The first concerns the pre-processing stage, where bias enters the system through the biased use of data or biases reflected within the data. To address this, researchers work on processing the training data and correcting the dataset when inequity and biases exist, then use the transformed dataset to train the algorithm. Existing data preprocessing techniques include “suppression of the sensitive attribute, massaging the dataset by changing class labels, and reweighing or resampling the data to remove discrimination without relabeling instances.” This approach is by far the most widely used one.
The second focuses on in-processing, which includes performing fairness treatment in the model training process. In other words, by adding fairness-related regular terms or constraints, i.e. prejudice remover, in the model optimization process, the accuracy and fairness of the algorithm can be greatly improved.
Finally, bias problems could be addressed in the post-processing phase, where the output of the algorithm is corrected.

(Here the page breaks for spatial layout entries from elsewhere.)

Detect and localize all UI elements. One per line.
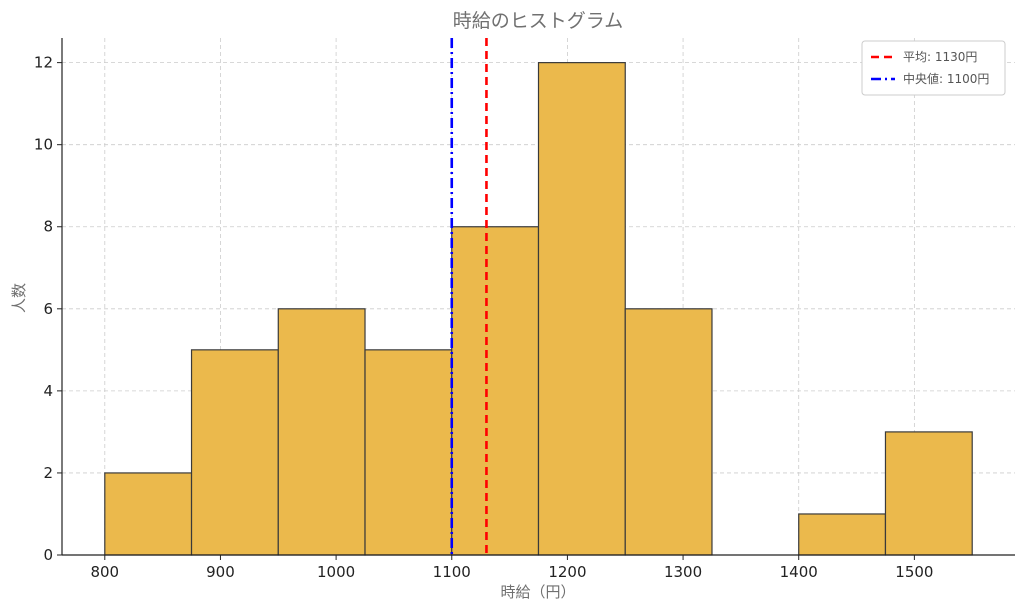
histogram-bar	[277, 308, 366, 556]
legend-box	[861, 40, 1006, 96]
y-tick-label: 8	[43, 218, 53, 236]
histogram-bar	[451, 226, 540, 556]
histogram-bar	[190, 349, 279, 556]
y-tick-label: 2	[43, 464, 53, 482]
y-axis-label: 人数	[10, 283, 28, 313]
legend-mean-label: 平均: 1130円	[903, 50, 977, 64]
x-tick-label: 1200	[548, 563, 586, 581]
x-tick-label: 1500	[895, 563, 933, 581]
chart-title: 時給のヒストグラム	[453, 10, 623, 32]
x-tick-label: 1300	[664, 563, 702, 581]
x-tick-label: 1000	[317, 563, 355, 581]
histogram-bar	[537, 62, 626, 556]
y-tick-label: 4	[43, 382, 53, 400]
x-tick-label: 1100	[433, 563, 471, 581]
y-tick-label: 12	[34, 54, 53, 72]
histogram-bar	[104, 472, 193, 556]
legend: 平均: 1130円 中央値: 1100円	[861, 40, 1006, 96]
x-axis-ticks: 800 900 1000 1100 1200 1300 1400 1500	[90, 555, 933, 581]
y-axis-ticks: 0 2 4 6 8 10 12	[34, 54, 62, 564]
x-axis-label: 時給（円）	[500, 583, 575, 601]
y-tick-label: 0	[43, 546, 53, 564]
y-tick-label: 10	[34, 136, 53, 154]
x-tick-label: 900	[206, 563, 235, 581]
histogram-bar	[798, 513, 887, 556]
legend-median-label: 中央値: 1100円	[903, 71, 989, 86]
histogram-bar	[884, 431, 973, 556]
reference-lines	[450, 38, 488, 555]
x-tick-label: 800	[90, 563, 119, 581]
x-tick-label: 1400	[780, 563, 818, 581]
y-tick-label: 6	[43, 300, 53, 318]
histogram-bar	[364, 349, 453, 556]
histogram-bar	[624, 308, 713, 556]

This approach is usually applied to scenarios where the input data and training process are black boxes. However, this approach faces two problems: the huge amount of data to be processed and the high processing cost, and the difficulty of ensuring that output results are fairer after processing. Thus, the path to reduce algorithmic discrimination by correcting the output results is still waiting for further refinement by scientists.
As the global society faces pressing questions around AI ethics, responses require combining regulatory policies and technological solutions. However, questions like “Does TikTok use WiFi” by Congressman Hudson suggest that many legislators lack the knowledge around technology necessary to legislate tech and tackle problems like algorithmic discrimination. To bridge the knowledge gap, collaboration between lawmakers and technology developers/experts is necessary. So is global collaboration: as governments around the world pay more attention to algorithm bias and AI, they could learn from each other’s regulatory frameworks and work together toward ethical AI.